The latter equation yields,

$$tan(\phi) = {1\over R}[\omega L - {1\over \omega C}] = {X_L - X_C\over R}$$ (13)

This also implies that

$$cos(\phi) = {R\over ((X_L - X_C)^2 + R^2)^{1/2}} = {R\over Z}$$ (14)

where Z is the impedance, defined by,

Z = (R²+(X_L - X_C)²)^1/2. (15)

We also have,

$$sin(\phi) = {X_L-X_c \over Z}$$ (16)

Using these relations in Eq. (11) we have,

$$V_0 - A\omega[{X_L-X_C \over Z}(X_L - X_C ) + R{R\over Z}] = 0$$ (17)

Solving for A we find,

$$A = { V_0 \over \omega Z}$$ (18)

The current in the circuit is then given by,

$$I(t) = \omega A\ sin(\omega t - \phi) = {V_0 \over Z} sin(\omega t - \phi)$$ (19)

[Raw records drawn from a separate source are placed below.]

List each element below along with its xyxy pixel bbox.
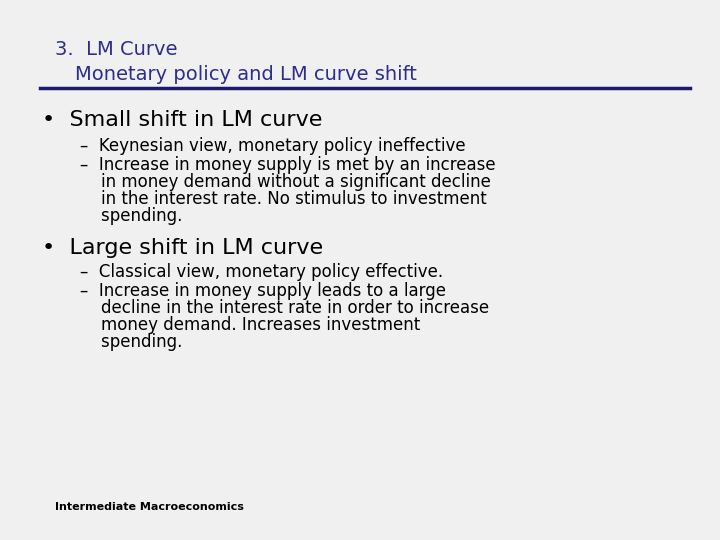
Text: decline in the interest rate in order to increase: decline in the interest rate in order to… bbox=[80, 299, 489, 317]
Text: –  Keynesian view, monetary policy ineffective: – Keynesian view, monetary policy ineffe… bbox=[80, 137, 466, 155]
Text: •  Large shift in LM curve: • Large shift in LM curve bbox=[42, 238, 323, 258]
Text: money demand. Increases investment: money demand. Increases investment bbox=[80, 316, 420, 334]
Text: Monetary policy and LM curve shift: Monetary policy and LM curve shift bbox=[75, 65, 417, 84]
Text: Intermediate Macroeconomics: Intermediate Macroeconomics bbox=[55, 502, 244, 512]
Text: •  Small shift in LM curve: • Small shift in LM curve bbox=[42, 110, 323, 130]
Text: –  Classical view, monetary policy effective.: – Classical view, monetary policy effect… bbox=[80, 263, 443, 281]
Text: in money demand without a significant decline: in money demand without a significant de… bbox=[80, 173, 491, 191]
Text: –  Increase in money supply is met by an increase: – Increase in money supply is met by an … bbox=[80, 156, 495, 174]
Text: in the interest rate. No stimulus to investment: in the interest rate. No stimulus to inv… bbox=[80, 190, 487, 208]
Text: –  Increase in money supply leads to a large: – Increase in money supply leads to a la… bbox=[80, 282, 446, 300]
Text: spending.: spending. bbox=[80, 333, 182, 351]
Text: 3.  LM Curve: 3. LM Curve bbox=[55, 40, 178, 59]
Text: spending.: spending. bbox=[80, 207, 182, 225]
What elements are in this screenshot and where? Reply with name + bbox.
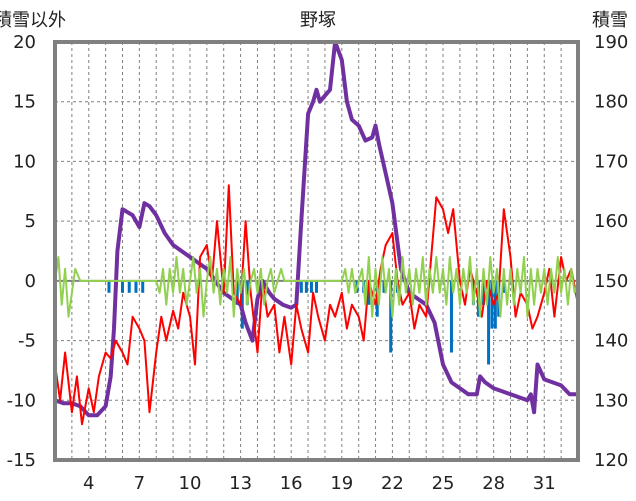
precipitation-bar [304, 280, 308, 293]
x-tick-label: 16 [280, 473, 303, 494]
precipitation-bar [382, 280, 386, 293]
precipitation-bar [389, 280, 393, 353]
wind-line [54, 256, 579, 318]
precipitation-bar [449, 280, 453, 353]
precipitation-bar [127, 280, 131, 293]
plot-frame [53, 40, 580, 462]
x-tick-label: 19 [330, 473, 353, 494]
precipitation-bar [487, 280, 491, 365]
x-tick-label: 4 [83, 473, 94, 494]
left-axis-label: 積雪以外 [0, 10, 66, 31]
left-tick-label: -15 [7, 450, 36, 471]
precipitation-bar [482, 280, 486, 305]
precipitation-bar [367, 280, 371, 305]
right-tick-label: 120 [594, 450, 628, 471]
x-tick-label: 10 [179, 473, 202, 494]
precipitation-bar [134, 280, 138, 293]
right-tick-label: 180 [594, 92, 628, 113]
left-tick-label: 10 [13, 151, 36, 172]
chart-title: 野塚 [300, 10, 336, 31]
precipitation-bar [141, 280, 145, 293]
x-tick-label: 7 [134, 473, 145, 494]
right-tick-label: 190 [594, 32, 628, 53]
precipitation-bar [490, 280, 494, 329]
series-lines [54, 40, 579, 426]
precipitation-bar [120, 280, 124, 293]
right-axis-label: 積雪 [592, 10, 628, 31]
snow_depth-line [54, 40, 578, 418]
precipitation-bar [493, 280, 497, 329]
right-tick-label: 160 [594, 211, 628, 232]
precipitation-bar [315, 280, 318, 293]
temperature-line [54, 184, 579, 426]
left-tick-label: 5 [25, 211, 36, 232]
tick-labels: 20 15 10 5 0 -5 -10 -15 190 180 170 160 150 140 130 120… [7, 32, 629, 494]
x-tick-label: 22 [381, 473, 404, 494]
right-tick-label: 170 [594, 151, 628, 172]
right-tick-label: 140 [594, 331, 628, 352]
left-tick-label: -5 [18, 331, 36, 352]
x-tick-label: 25 [432, 473, 455, 494]
grid-lines [54, 41, 578, 461]
left-tick-label: 0 [25, 271, 36, 292]
x-tick-label: 13 [229, 473, 252, 494]
left-tick-label: 20 [13, 32, 36, 53]
precipitation-bar [245, 280, 249, 305]
left-tick-label: 15 [13, 92, 36, 113]
right-tick-label: 150 [594, 271, 628, 292]
precipitation-bar [309, 280, 313, 293]
x-tick-label: 31 [533, 473, 556, 494]
x-tick-label: 28 [482, 473, 505, 494]
precipitation-bar [107, 280, 111, 293]
right-tick-label: 130 [594, 390, 628, 411]
left-tick-label: -10 [7, 390, 36, 411]
precipitation-bar [299, 280, 303, 293]
precipitation-bar [502, 280, 506, 293]
precipitation-bar [235, 280, 239, 305]
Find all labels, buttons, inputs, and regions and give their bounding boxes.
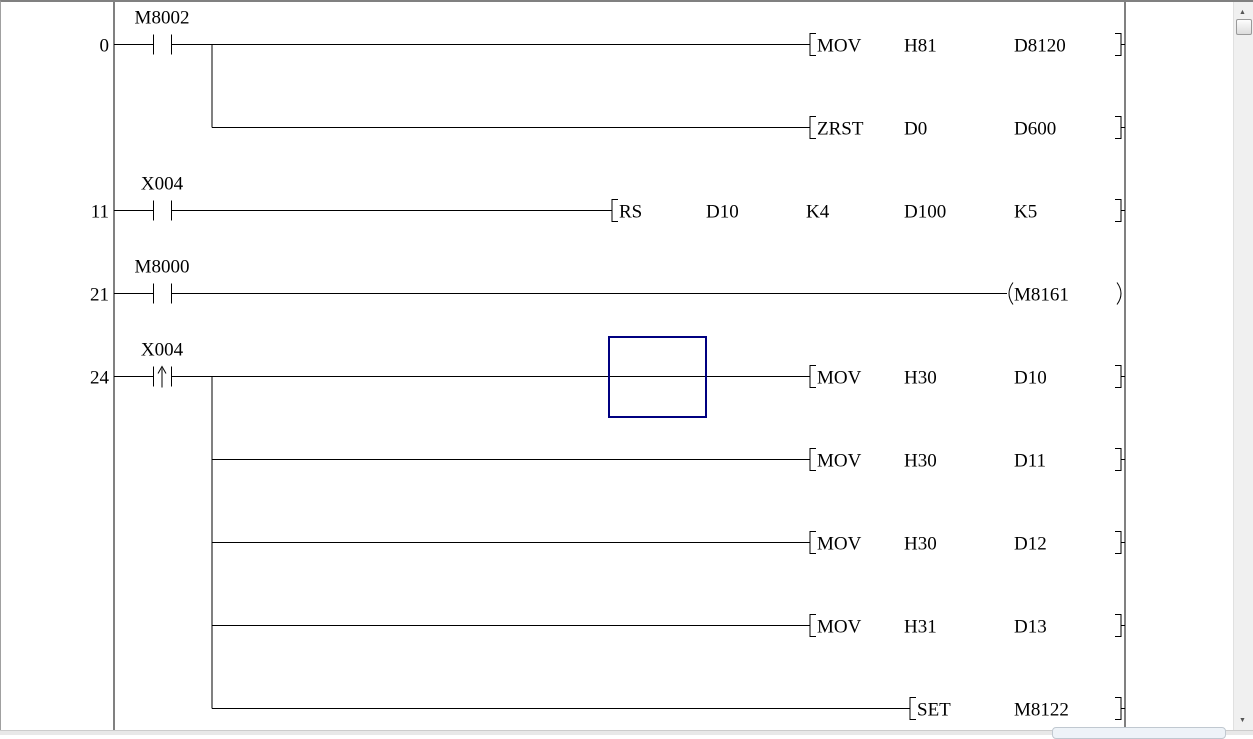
rising-edge-arrow-icon xyxy=(157,365,167,374)
instruction-operand[interactable]: M8122 xyxy=(1014,700,1069,721)
instruction-operand[interactable]: D100 xyxy=(904,202,946,223)
instruction-operand[interactable]: K5 xyxy=(1014,202,1037,223)
instruction-bracket-open-icon xyxy=(809,448,816,471)
vertical-scrollbar[interactable]: ▲ ▼ xyxy=(1233,2,1253,730)
coil-open-icon xyxy=(1008,282,1014,305)
instruction-operand[interactable]: H81 xyxy=(904,36,937,57)
step-number: 11 xyxy=(91,202,109,223)
instruction-mnemonic[interactable]: MOV xyxy=(817,451,862,472)
instruction-mnemonic[interactable]: MOV xyxy=(817,617,862,638)
instruction-bracket-close-icon xyxy=(1115,199,1125,222)
instruction-operand[interactable]: D0 xyxy=(904,119,927,140)
instruction-mnemonic[interactable]: ZRST xyxy=(817,119,864,140)
instruction-bracket-open-icon xyxy=(809,614,816,637)
instruction-bracket-open-icon xyxy=(909,697,916,720)
triangle-up-icon[interactable]: ▲ xyxy=(1239,8,1246,16)
instruction-operand[interactable]: D12 xyxy=(1014,534,1047,555)
instruction-operand[interactable]: K4 xyxy=(806,202,830,223)
device-label[interactable]: M8000 xyxy=(135,257,190,278)
device-label[interactable]: M8002 xyxy=(135,8,190,29)
coil-close-icon xyxy=(1116,282,1122,305)
ladder-diagram[interactable]: 0 M8002 MOV H81 D8120 ZRST D0 D600 11 X004 RS D10 K4… xyxy=(1,2,1233,734)
instruction-operand[interactable]: D10 xyxy=(1014,368,1047,389)
instruction-bracket-open-icon xyxy=(809,531,816,554)
device-label[interactable]: X004 xyxy=(141,174,184,195)
instruction-bracket-open-icon xyxy=(809,116,816,139)
instruction-mnemonic[interactable]: MOV xyxy=(817,368,862,389)
status-strip xyxy=(0,730,1253,735)
step-number: 21 xyxy=(90,285,109,306)
instruction-bracket-open-icon xyxy=(809,365,816,388)
instruction-bracket-open-icon xyxy=(611,199,618,222)
scrollbar-thumb[interactable] xyxy=(1236,19,1252,35)
instruction-mnemonic[interactable]: SET xyxy=(917,700,951,721)
step-number: 0 xyxy=(100,36,110,57)
triangle-down-icon[interactable]: ▼ xyxy=(1239,716,1246,724)
instruction-mnemonic[interactable]: MOV xyxy=(817,36,862,57)
instruction-bracket-close-icon xyxy=(1115,116,1125,139)
instruction-operand[interactable]: D13 xyxy=(1014,617,1047,638)
instruction-mnemonic[interactable]: MOV xyxy=(817,534,862,555)
instruction-operand[interactable]: H31 xyxy=(904,617,937,638)
selection-cursor[interactable] xyxy=(608,336,707,418)
instruction-operand[interactable]: D10 xyxy=(706,202,739,223)
notification-popup[interactable] xyxy=(1052,727,1226,739)
instruction-bracket-close-icon xyxy=(1115,531,1125,554)
instruction-bracket-close-icon xyxy=(1115,697,1125,720)
instruction-operand[interactable]: D600 xyxy=(1014,119,1056,140)
device-label[interactable]: X004 xyxy=(141,340,184,361)
coil-device[interactable]: M8161 xyxy=(1014,285,1069,306)
instruction-bracket-close-icon xyxy=(1115,448,1125,471)
step-number: 24 xyxy=(90,368,110,389)
instruction-operand[interactable]: D8120 xyxy=(1014,36,1066,57)
instruction-bracket-close-icon xyxy=(1115,614,1125,637)
instruction-operand[interactable]: H30 xyxy=(904,451,937,472)
instruction-operand[interactable]: D11 xyxy=(1014,451,1046,472)
instruction-bracket-open-icon xyxy=(809,33,816,56)
instruction-operand[interactable]: H30 xyxy=(904,368,937,389)
instruction-bracket-close-icon xyxy=(1115,365,1125,388)
instruction-bracket-close-icon xyxy=(1115,33,1125,56)
instruction-operand[interactable]: H30 xyxy=(904,534,937,555)
instruction-mnemonic[interactable]: RS xyxy=(619,202,642,223)
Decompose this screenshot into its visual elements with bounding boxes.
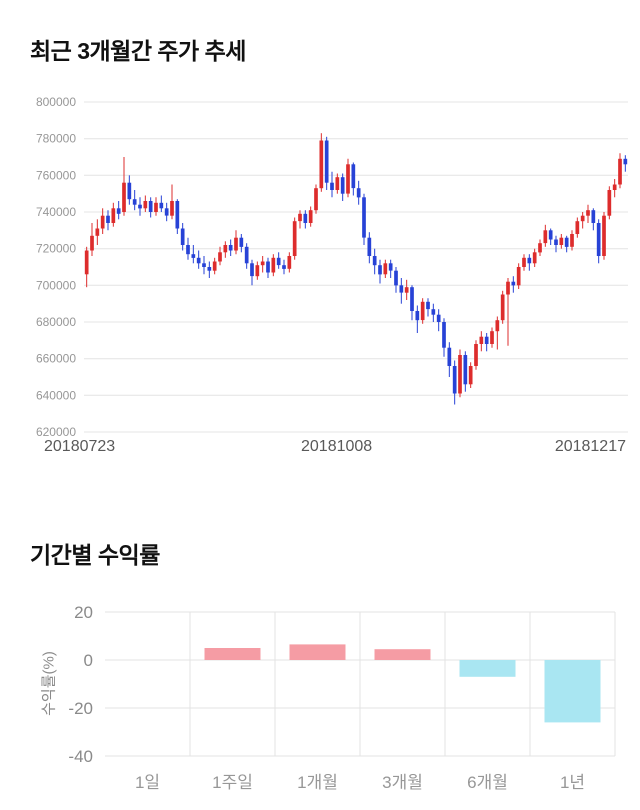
svg-text:-40: -40 <box>68 747 93 764</box>
svg-text:700000: 700000 <box>36 278 76 292</box>
bar-x-axis: 1일 1주일 1개월 3개월 6개월 1년 <box>105 768 615 793</box>
returns-bar-chart: 수익률(%) 20 0 -20 -40 1일 1주일 1개월 3개월 6개월 1년 <box>0 598 640 793</box>
svg-text:0: 0 <box>84 651 93 670</box>
svg-text:680000: 680000 <box>36 315 76 329</box>
svg-text:640000: 640000 <box>36 388 76 402</box>
x-axis-label-start: 20180723 <box>44 438 116 455</box>
x-axis-label-mid: 20181008 <box>301 438 373 455</box>
category-label-6m: 6개월 <box>467 773 508 792</box>
returns-bar-plot: 20 0 -20 -40 <box>68 603 616 764</box>
svg-text:660000: 660000 <box>36 352 76 366</box>
svg-text:760000: 760000 <box>36 168 76 182</box>
candlestick-plot: 620000 640000 660000 680000 700000 720000 7400… <box>36 95 628 436</box>
svg-text:720000: 720000 <box>36 242 76 256</box>
category-label-1m: 1개월 <box>297 773 338 792</box>
svg-text:780000: 780000 <box>36 132 76 146</box>
svg-text:620000: 620000 <box>36 425 76 436</box>
svg-text:740000: 740000 <box>36 205 76 219</box>
svg-text:-20: -20 <box>68 699 93 718</box>
category-label-1y: 1년 <box>559 773 586 792</box>
returns-title: 기간별 수익률 <box>30 542 160 568</box>
price-candlestick-chart: 620000 640000 660000 680000 700000 720000 7400… <box>0 88 640 462</box>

The voltage across the resistor is given by,

$$V_R = {V_0 R\over Z} sin(\omega t - \phi)$$ (20)

The voltage across the capacitor is,

$$V_C = {V_0 X_C\over Z} sin(\omega t - \phi - {\pi\over 2})$$ (21)

The voltage across the inductor is,

$$V_L = {V_0 X_L\over Z} sin(\omega t - \phi + {\pi\over 2})$$ (22)

Resonance

If we plot the phase angle and the impedance as a function of frequency, it is evident that there is a special frequency at which the impedance is small. This special frequency occurs when the capacitive and inductive reactances cancel,

$$\omega_0 L = {1\over \omega C}$$ (23)

This special frequency is just the natural frequency of the LC combination, ie.

$$\omega_0 = {1\over (LC)^{1/2}}$$ (24)

At resonance, the phase angle is zero so the current is in phase with the source.